GPT-4 can perform better under benign environments, for example,

than GPT-3.5. But actually in adversarial environments,

GPT-4 could actually even be more vulnerable than GPT-3.5, potentially because 

it's actually better at following instructions.

So it's actually in something easier to jailbreak. And given the interest 

of time I won't go through these - these are examples for these different perspectives.

And also you can learn more information at decodingtrust.io and also come 

to our presentation on Tuesday morning.

And also there are other researchers' work demonstrating other types of 

adversarial attacks, so our work also shows that, for example,

the attacks on open source models can be transferred to closed source models.

And Zico is going to talk more about their attack on universal adversarial attacks on 

tomorrow as well. And other works have shown that adversarial attacks multi-model

models and also adversarial fine tuning where you can actually use 

a very few adversarially-designed training examples 

through fine-tune to completely break safety-aligned LLMs.
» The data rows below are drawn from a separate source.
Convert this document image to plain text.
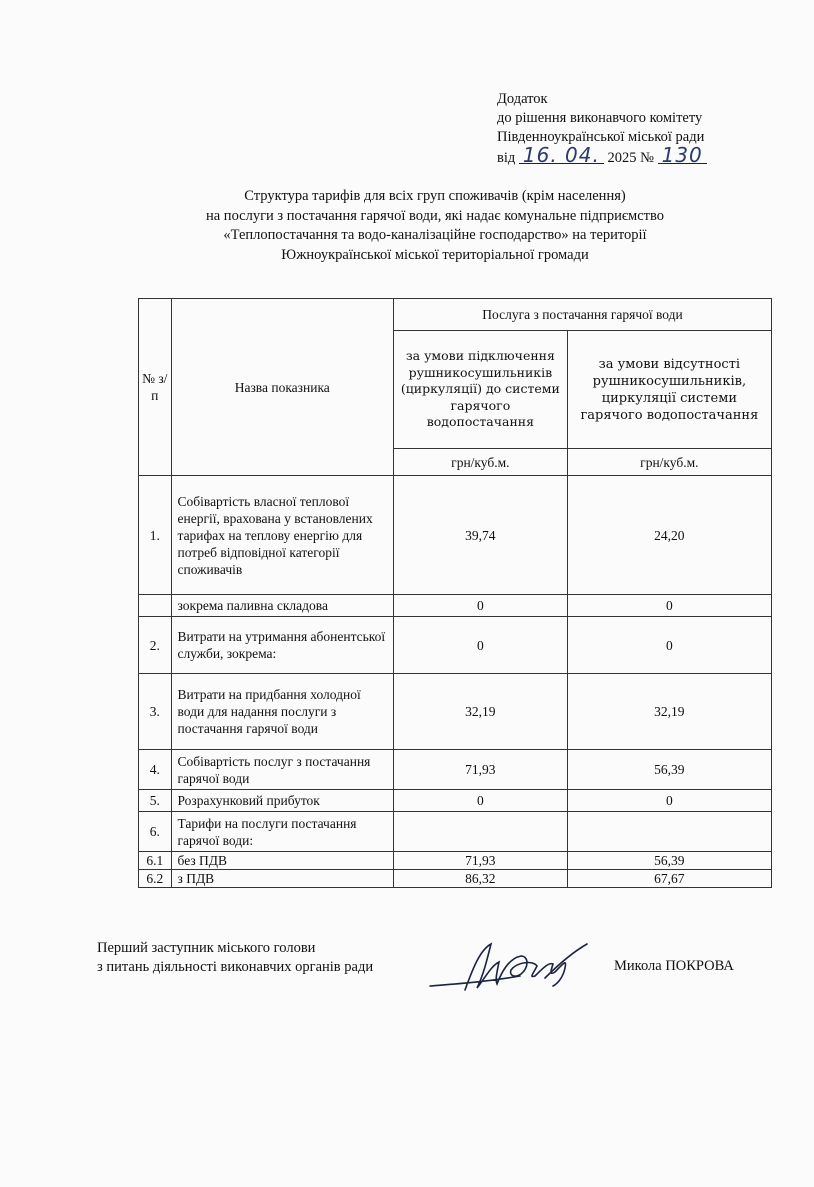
Додаток
до рішення виконавчого комітету
Південноукраїнської міської ради
від 16. 04. 2025 № 130
Структура тарифів для всіх груп споживачів (крім населення)
на послуги з постачання гарячої води, які надає комунальне підприємство
«Теплопостачання та водо-каналізаційне господарство» на території
Южноукраїнської міської територіальної громади
№ з/п	Назва показника	Послуга з постачання гарячої води	
		за умови підключення рушникосушильників (циркуляції) до системи гарячого водопостачання	за умови відсутності рушникосушильників, циркуляції системи гарячого водопостачання
		грн/куб.м.	грн/куб.м.
1.	Собівартість власної теплової енергії, врахована у встановлених тарифах на теплову енергію для потреб відповідної категорії споживачів	39,74	24,20
	зокрема паливна складова	0	0
2.	Витрати на утримання абонентської служби, зокрема:	0	0
3.	Витрати на придбання холодної води для надання послуги з постачання гарячої води	32,19	32,19
4.	Собівартість послуг з постачання гарячої води	71,93	56,39
5.	Розрахунковий прибуток	0	0
6.	Тарифи на послуги постачання гарячої води:		
6.1	без ПДВ	71,93	56,39
6.2	з ПДВ	86,32	67,67
Перший заступник міського голови
з питань діяльності виконавчих органів ради	Микола ПОКРОВА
The key message that I want to get across here is that in adversarial attacks,

the field has made tremendous, tremendous progress.

We have collected and come out with so many different types of attacks.

But however, for adversarial defenses, the progress has been extremely slow.

So literally, we really don't have effective general adversarial defenses today.

And hence, for AI safety, it's really important for the AI to have safety mechanisms to be designed to be resilient

against adversarial attacks. And this actually poses a significant

challenge for AI safety and I think my time is up so just one word to summarize...

...Partially to address this issue.

In some recent work, also with the collaborator here, and Dan Hendrycks led this work with

some other collaborators here,

we have a new work on representation engineering to essentially look at 

the internal representations - activations - from the LLM and showing that we can identify certain

directions um that can help identify whether the LLM is more honest or is more truthful for

reading and using these internal directions, we can also control the model behavior.